The Drinks are on the Shareholders and they’re flowing freely
Smith Micro Software Inc. (SMSI) reported Q1 2009 Earnings on Wednesday. Like most companies they concentrated their spin on the positives. The spin continued in their conference call with Bill Smith once again showing his mercurial salesmanship.
The amount of stock compensation tech and biotech companies handout has always annoyed me. Though I confess I sit here in my nice home doing what I wish due to a large degree to the largesse of tech and biotech to their employees, I never felt good about my partner or I “stealing” from shareholders earnings, while all the time getting paid extremely well. But, hey, it couldn’t of happened to a nicer couple. It’s not my fault that despite taking no risk with capital we were rewarded ahead of those who were risking their capital. Heck I felt bad, so bad I did go against the advice of every financial planner who has ever lived and actually put some capital at risk in the companies we worked for.
The number one way people justify stock options is staff retention. What a crock of stempweggle that is. People want to work for good companies, options are a secondary benefit not a deal maker. Yes, some greedy individuals may be motivated by options packages, but from my experience they are not the sort of people who are a long term benefit to a company. They are self interested. Being motivated by an interest in your work, a desire to be your best and a good pay packet is more than enough for most people. People want to work at Google (NASDAQ:GOOG) because it’s a great company, not because of stock options.
Stock options do help to retain people. Unfortunately it is often the dross who are retained. Good employees can get a new job whenever they want and are not afraid to move. They will move for better opportunities and other excellent reasons. The dross stay around spending half their working day looking at the share price.
Offering stock at a discounted price to employees is a much fairer system for everyone and it is considerably more motivating. If employees are putting some of their capital on the line they will be more motivated and act like owners. Options have no ownership concept attached. Discounted stock has the added benefit of removing all the earnings confusion.
Sorry, I got carried away. Theft always upsets me, though admittedly not enough to seek out shareholders and hand back my share of the booty.
What I really wanted to highlight is the quality or lack thereof, of Smith Micro’s earnings. The following graph shows SMSI’s earning over the last nine quarters. The large middle block with the numbers is stock compensation. Does that look right to you? Does that look fair to shareholders who have put their capital at risk? Is it fair that the lions share of earnings goes to employees who are already handsomely rewarded for their time? I think not.
click to enlarge
Stock compensation is a real cost. Management teams are basically lying when they exclude it from Non-GAAP earnings. The next graph shows SMSI’s earnings adjusted for stock compensation. So while SMSI would love investors to think they have trailing twelve month earnings of $0.72 the reality is the truer earnings are $0.33. Yup, that’s $0.39 to employees with no capital risk and $0.33 to stock holders with capital risk. Not only are the drinks on shareholders, we’re shouting Krug.
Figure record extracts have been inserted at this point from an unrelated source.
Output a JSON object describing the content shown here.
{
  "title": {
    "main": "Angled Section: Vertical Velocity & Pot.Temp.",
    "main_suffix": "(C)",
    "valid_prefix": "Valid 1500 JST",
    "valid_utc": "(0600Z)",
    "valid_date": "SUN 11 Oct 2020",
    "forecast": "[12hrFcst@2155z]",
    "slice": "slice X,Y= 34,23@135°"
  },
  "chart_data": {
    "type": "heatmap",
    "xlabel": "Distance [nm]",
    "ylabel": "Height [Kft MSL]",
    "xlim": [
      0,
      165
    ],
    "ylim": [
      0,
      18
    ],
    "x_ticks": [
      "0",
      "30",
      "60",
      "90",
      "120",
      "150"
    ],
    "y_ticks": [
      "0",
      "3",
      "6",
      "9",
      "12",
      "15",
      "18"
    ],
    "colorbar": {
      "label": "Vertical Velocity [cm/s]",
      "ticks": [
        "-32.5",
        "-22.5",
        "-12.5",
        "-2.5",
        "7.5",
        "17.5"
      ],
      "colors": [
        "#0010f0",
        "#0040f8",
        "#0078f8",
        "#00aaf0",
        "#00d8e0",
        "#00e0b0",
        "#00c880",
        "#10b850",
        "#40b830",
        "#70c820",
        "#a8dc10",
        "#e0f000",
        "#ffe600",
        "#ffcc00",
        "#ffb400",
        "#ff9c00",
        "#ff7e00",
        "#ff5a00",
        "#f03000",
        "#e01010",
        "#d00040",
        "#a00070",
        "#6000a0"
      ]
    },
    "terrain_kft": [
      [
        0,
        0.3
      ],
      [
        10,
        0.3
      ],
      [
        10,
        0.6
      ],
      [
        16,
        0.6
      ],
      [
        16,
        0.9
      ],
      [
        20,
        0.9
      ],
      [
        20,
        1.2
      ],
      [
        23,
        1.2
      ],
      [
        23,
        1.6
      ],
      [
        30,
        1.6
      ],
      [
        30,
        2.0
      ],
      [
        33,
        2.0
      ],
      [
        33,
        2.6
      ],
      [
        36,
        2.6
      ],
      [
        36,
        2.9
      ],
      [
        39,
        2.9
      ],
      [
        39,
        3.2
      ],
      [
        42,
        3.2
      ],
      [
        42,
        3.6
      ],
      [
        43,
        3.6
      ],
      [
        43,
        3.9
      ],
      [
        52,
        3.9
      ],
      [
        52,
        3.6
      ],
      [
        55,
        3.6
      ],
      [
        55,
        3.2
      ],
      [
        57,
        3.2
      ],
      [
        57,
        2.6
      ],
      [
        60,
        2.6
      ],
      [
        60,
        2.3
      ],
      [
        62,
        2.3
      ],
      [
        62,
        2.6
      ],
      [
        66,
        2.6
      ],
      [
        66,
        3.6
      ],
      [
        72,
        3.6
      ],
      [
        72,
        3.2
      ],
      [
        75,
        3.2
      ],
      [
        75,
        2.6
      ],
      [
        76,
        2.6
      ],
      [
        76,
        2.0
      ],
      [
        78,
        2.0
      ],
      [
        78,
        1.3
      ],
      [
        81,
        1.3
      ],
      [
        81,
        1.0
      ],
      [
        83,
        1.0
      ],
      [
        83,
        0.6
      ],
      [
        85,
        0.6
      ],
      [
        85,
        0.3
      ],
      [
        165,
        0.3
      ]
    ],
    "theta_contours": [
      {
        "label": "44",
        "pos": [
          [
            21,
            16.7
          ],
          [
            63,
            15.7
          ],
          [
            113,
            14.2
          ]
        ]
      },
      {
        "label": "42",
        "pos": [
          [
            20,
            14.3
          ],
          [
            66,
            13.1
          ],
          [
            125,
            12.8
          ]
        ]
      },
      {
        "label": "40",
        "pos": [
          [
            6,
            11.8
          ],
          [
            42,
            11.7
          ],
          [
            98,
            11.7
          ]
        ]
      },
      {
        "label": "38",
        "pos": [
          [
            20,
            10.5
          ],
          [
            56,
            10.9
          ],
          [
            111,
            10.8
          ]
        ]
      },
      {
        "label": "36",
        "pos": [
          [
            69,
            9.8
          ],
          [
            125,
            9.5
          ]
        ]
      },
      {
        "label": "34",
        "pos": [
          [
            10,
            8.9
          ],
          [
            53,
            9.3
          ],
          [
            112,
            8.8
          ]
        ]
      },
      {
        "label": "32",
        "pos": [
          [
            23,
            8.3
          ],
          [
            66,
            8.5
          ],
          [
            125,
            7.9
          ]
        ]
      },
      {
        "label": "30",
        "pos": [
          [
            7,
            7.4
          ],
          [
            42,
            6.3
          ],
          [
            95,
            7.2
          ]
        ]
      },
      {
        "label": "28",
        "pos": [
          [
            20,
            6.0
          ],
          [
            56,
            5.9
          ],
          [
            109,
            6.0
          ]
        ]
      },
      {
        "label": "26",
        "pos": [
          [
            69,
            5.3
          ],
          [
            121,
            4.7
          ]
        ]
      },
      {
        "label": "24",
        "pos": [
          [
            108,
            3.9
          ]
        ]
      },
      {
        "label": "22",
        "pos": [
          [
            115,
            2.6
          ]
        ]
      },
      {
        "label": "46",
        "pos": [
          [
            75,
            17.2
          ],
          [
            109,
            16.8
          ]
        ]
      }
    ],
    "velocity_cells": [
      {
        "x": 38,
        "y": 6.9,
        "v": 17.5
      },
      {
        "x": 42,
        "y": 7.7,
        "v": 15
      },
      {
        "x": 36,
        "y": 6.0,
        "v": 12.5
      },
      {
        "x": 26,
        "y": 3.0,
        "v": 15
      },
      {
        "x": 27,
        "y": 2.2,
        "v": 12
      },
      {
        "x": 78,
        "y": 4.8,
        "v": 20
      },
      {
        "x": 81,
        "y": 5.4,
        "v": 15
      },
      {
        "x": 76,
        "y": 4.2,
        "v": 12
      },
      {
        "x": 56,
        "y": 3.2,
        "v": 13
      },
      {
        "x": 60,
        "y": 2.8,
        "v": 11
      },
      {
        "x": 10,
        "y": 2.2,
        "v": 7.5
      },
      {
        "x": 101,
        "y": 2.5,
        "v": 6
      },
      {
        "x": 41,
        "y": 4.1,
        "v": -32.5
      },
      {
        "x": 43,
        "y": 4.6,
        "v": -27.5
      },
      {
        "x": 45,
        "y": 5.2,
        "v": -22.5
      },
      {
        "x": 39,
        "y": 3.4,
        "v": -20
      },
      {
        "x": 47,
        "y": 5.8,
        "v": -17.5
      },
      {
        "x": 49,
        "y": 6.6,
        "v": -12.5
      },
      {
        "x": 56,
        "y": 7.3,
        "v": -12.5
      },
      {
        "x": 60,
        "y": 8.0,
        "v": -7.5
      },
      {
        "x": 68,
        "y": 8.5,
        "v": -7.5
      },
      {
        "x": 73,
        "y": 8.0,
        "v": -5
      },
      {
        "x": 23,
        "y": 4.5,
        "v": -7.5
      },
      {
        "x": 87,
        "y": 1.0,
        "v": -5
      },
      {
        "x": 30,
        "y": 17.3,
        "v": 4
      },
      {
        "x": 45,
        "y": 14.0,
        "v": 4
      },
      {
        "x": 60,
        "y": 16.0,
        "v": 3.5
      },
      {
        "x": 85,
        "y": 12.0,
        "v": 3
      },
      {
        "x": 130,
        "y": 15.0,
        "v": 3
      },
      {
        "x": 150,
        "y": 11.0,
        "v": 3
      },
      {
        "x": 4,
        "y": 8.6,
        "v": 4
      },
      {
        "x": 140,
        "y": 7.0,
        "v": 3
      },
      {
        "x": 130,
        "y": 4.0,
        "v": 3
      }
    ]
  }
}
Other reasons to be wary of SMSI include:
- The aforementioned Bill Smith, William W. Smith, Jr., is the unholy trinity of President, Chief Executive Officer and Chairman of the Board of Directors. That is always a red flag to me. Power corrupts and ultimate power is ultimately corrupting.
- Smith seldom gives exact details. He always talks in vague terms like more than half a dozen, just less than half a dozen and so on. Just tell us Bill, is it five or four, is it seven? Why hide the details? Are you afraid of tripping yourself up? There may be nothing behind this concern, but liars generally skip around details. It’s a red flag for me.
- I’ll let an acquaintance of mine express a third concern. Tom knows SMSI better than me and has followed the company for years.
Another concern I have came to me as I listened to Bill Smith rail against share buybacks as a “fix” for investors at the annual meeting — the most animated he became during the whole meeting. (It is obvious that Bill Smith would never even consider the concept of a share buyback.) I understand that a growth company doesn’t pay dividends and I can understand that a company may view using money for growth as a better use of cash than share buybacks. But it did make me reflect on a broader topic. In the competitive tech area, Bill might be right in the view that the company must constantly plow profits back into the business to keep a competitive edge. In that case though, the “profit” is really illusionary. It is really just future growth cap-ex. If that is really the case, it is not a great business to own.
- Analysts are predicting 19% annual growth for the next five years. Take a look at those recent earnings. Do you see a pattern to support such lofty predictions? I sure don’t. A month or so back analysts were predicting 22% annual growth. At that rate of reassessment analysts expectations may become realistic in another quarter.
Like me, Tom, does consider SMSI undervalued and we are both shareholders. Feel free to consider me insane for investing when I have both the above and more issues with this companies. I continue to like the underlying SMSI story, though strongly encourage all shareholders to vote no to all options grants for SMSI and most companies.
I will try to post some more SMSI notes within the week. If you want to work out the real cost of options, I highlighted a method in this post on Akamai.
Disclosure: The author is long SMSI stock.